Other banks, including JP Morgan Chase & Co. of New York and Wells Fargo & Co. of San Francisco, have dual CEOs and chairmen, and no research suggests that splitting the roles improves performance, Moynihan supporters add. But several institutional investors, including the Massachusetts pension fund, plan to vote against combining the chairman and CEO roles.
The California public pension funds, the largest in the country, are telling shareholders that management needs stronger oversight from an independent chairman. The pension funds point to the bank’s poor financial performance and a $4 billion accounting error made last year.
The bank has also struggled with its Federal Reserve stress tests, earlier this year earning a warning from regulators about deficiencies in its ability to predict how it would perform in a severe downturn.
Bank of America’s share price closed at $16.33 Wednesday, a 4 percent increase from January 2010, when Moynihan took over. The stock fell 2.9 percent Thursday, to $15.86.
Meanwhile, the stock of its competitors has soared. Shares of Wells Fargo, the nation’s third-largest bank by assets, have nearly doubled in price during that period. The share price of JP Morgan Chase, the nation’s largest bank, has climbed almost 50 percent.
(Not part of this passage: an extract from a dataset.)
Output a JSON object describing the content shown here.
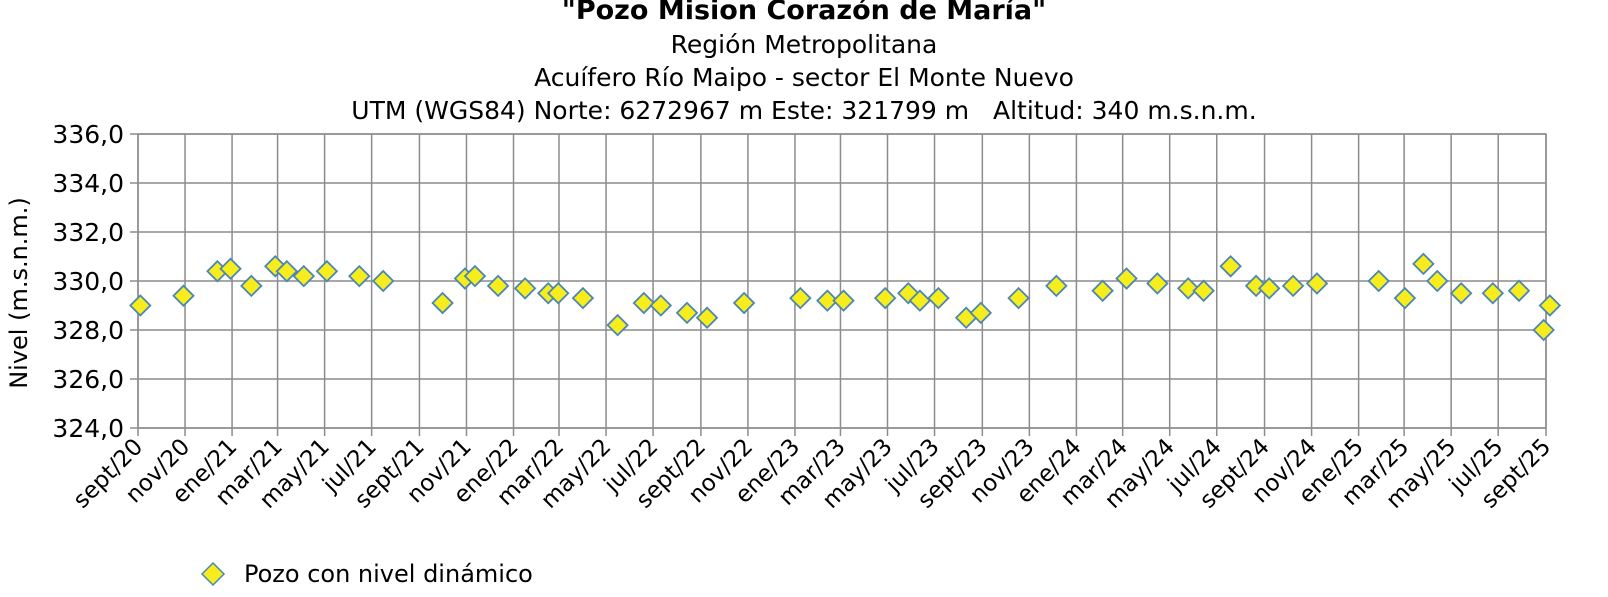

Aeisha Mastagni, portfolio manager for the California State Teachers’ Retirement System, said directors should hold Moynihan accountable for this performance.
“They need to make the decision who’s best positioned to lead Bank of America going forward,” Mastagni said. “Whether they win or lose, it’s going to be close. They’re going to have to reflect on that and what they need to do.”
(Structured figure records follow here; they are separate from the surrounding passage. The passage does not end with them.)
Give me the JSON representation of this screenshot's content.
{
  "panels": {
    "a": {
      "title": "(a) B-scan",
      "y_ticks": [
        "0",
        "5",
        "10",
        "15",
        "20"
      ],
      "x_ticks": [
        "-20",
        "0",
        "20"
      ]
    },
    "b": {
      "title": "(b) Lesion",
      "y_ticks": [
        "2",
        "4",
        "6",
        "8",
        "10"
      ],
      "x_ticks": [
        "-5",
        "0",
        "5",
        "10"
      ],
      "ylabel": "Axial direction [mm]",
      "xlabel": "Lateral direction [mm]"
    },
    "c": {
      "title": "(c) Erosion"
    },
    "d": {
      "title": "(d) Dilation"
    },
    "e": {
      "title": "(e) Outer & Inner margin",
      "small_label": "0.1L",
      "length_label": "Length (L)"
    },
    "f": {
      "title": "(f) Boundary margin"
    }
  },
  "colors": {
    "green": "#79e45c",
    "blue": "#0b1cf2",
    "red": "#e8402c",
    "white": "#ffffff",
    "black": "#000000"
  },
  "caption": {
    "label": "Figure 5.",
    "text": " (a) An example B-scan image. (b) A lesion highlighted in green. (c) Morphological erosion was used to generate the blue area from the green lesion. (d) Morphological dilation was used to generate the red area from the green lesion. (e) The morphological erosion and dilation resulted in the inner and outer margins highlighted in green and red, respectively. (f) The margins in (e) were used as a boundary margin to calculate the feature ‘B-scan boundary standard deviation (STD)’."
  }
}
Moynihan’s rise was somewhat circuitous. As a lawyer, one of his primary clients was Fleet Financial Group, which he advised on acquisitions that helped make Fleet the largest financial institution in New England. Fleet eventually hired Moynihan as deputy counsel and later put him in charge of the bank’s investment and wealth-management unit. Bank of America bought Fleet in 2004; Moynihan continued to lead the combined company’s wealth management operations and then consumer banking.
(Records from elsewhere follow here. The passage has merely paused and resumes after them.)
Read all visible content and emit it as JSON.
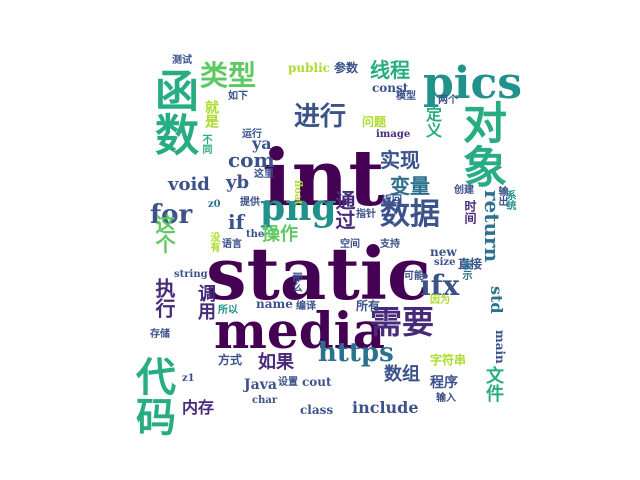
{
  "word_cloud": {
    "colors": {
      "dark_purple": "#440154",
      "purple": "#472a7a",
      "indigo": "#3b528b",
      "blue": "#2c728e",
      "teal": "#21918c",
      "green": "#27ad81",
      "light_green": "#5ec962",
      "lime": "#addc30",
      "yellow": "#fde725"
    },
    "words": [
      {
        "text": "int"
      },
      {
        "text": "static"
      },
      {
        "text": "media"
      },
      {
        "text": "pics"
      },
      {
        "text": "函数"
      },
      {
        "text": "对象"
      },
      {
        "text": "数据"
      },
      {
        "text": "需要"
      },
      {
        "text": "代码"
      },
      {
        "text": "类型"
      },
      {
        "text": "进行"
      },
      {
        "text": "png"
      },
      {
        "text": "https"
      },
      {
        "text": "for"
      },
      {
        "text": "ifx"
      },
      {
        "text": "void"
      },
      {
        "text": "com"
      },
      {
        "text": "return"
      },
      {
        "text": "线程"
      },
      {
        "text": "实现"
      },
      {
        "text": "变量"
      },
      {
        "text": "通过"
      },
      {
        "text": "执行"
      },
      {
        "text": "这个"
      },
      {
        "text": "如果"
      },
      {
        "text": "数组"
      },
      {
        "text": "include"
      },
      {
        "text": "内存"
      },
      {
        "text": "文件"
      },
      {
        "text": "yb"
      },
      {
        "text": "ya"
      },
      {
        "text": "操作"
      },
      {
        "text": "std"
      },
      {
        "text": "调用"
      },
      {
        "text": "定义"
      },
      {
        "text": "if"
      },
      {
        "text": "public"
      },
      {
        "text": "参数"
      },
      {
        "text": "const"
      },
      {
        "text": "测试"
      },
      {
        "text": "就是"
      },
      {
        "text": "不同"
      },
      {
        "text": "如下"
      },
      {
        "text": "运行"
      },
      {
        "text": "问题"
      },
      {
        "text": "image"
      },
      {
        "text": "模型"
      },
      {
        "text": "两个"
      },
      {
        "text": "创建"
      },
      {
        "text": "时间"
      },
      {
        "text": "输出"
      },
      {
        "text": "系统"
      },
      {
        "text": "float"
      },
      {
        "text": "这里"
      },
      {
        "text": "提供"
      },
      {
        "text": "the"
      },
      {
        "text": "z0"
      },
      {
        "text": "没有"
      },
      {
        "text": "语言"
      },
      {
        "text": "指针"
      },
      {
        "text": "返回"
      },
      {
        "text": "空间"
      },
      {
        "text": "支持"
      },
      {
        "text": "new"
      },
      {
        "text": "size"
      },
      {
        "text": "直接"
      },
      {
        "text": "表示"
      },
      {
        "text": "可能"
      },
      {
        "text": "string"
      },
      {
        "text": "那么"
      },
      {
        "text": "所以"
      },
      {
        "text": "name"
      },
      {
        "text": "编译"
      },
      {
        "text": "所有"
      },
      {
        "text": "因为"
      },
      {
        "text": "存储"
      },
      {
        "text": "方式"
      },
      {
        "text": "main"
      },
      {
        "text": "字符串"
      },
      {
        "text": "z1"
      },
      {
        "text": "Java"
      },
      {
        "text": "设置"
      },
      {
        "text": "cout"
      },
      {
        "text": "程序"
      },
      {
        "text": "char"
      },
      {
        "text": "class"
      },
      {
        "text": "输入"
      }
    ]
  }
}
When former chief executive Ken Lewis abruptly retired following the disastrous acquisition of the mortgage lender Countrywide Financial Corp., the purchase of the investment company Merrill Lynch, and multiple investigations by state and federal authorities, the board turned to Moynihan. He took over as CEO of the sprawling bank in 2010, but by that time shareholders angry with Lewis had already separated the roles of chairman and CEO.
While managing the company — with headquarters in Charlotte, N.C. and a significant presence in New York — Moynihan has remained rooted in Wellesley. He still goes to the dump on the weekends, attends Mass, and on Thursday chaired a Boston gala to raise money for priests’ retirement and health care costs.
Under him, the bank has spent about $70 billion on fines, settlements, and legal costs and cut 15 percent of its employees and 20 percent of its branches and offices. His supporters say Moynihan spent the first two years of his tenure cleaning up past problems and putting the bank on firmer footing.
Deposits have grown by nearly 25 percent to $1.2 trillion, and profits are up nearly 70 percent to $5.3 billion in the second quarter, from $3.1 billion in the same period in 2010.
“A simpler, straightforward business model is at the heart of the company’s turnaround since the financial crisis,” said Lawrence Grayson, a spokesman for Bank of America. “Our balance sheet has never been stronger.”
Correction: An earlier version of this story misstated the amount of deposits at Bank of America. The correct amount is $1.2 trillion.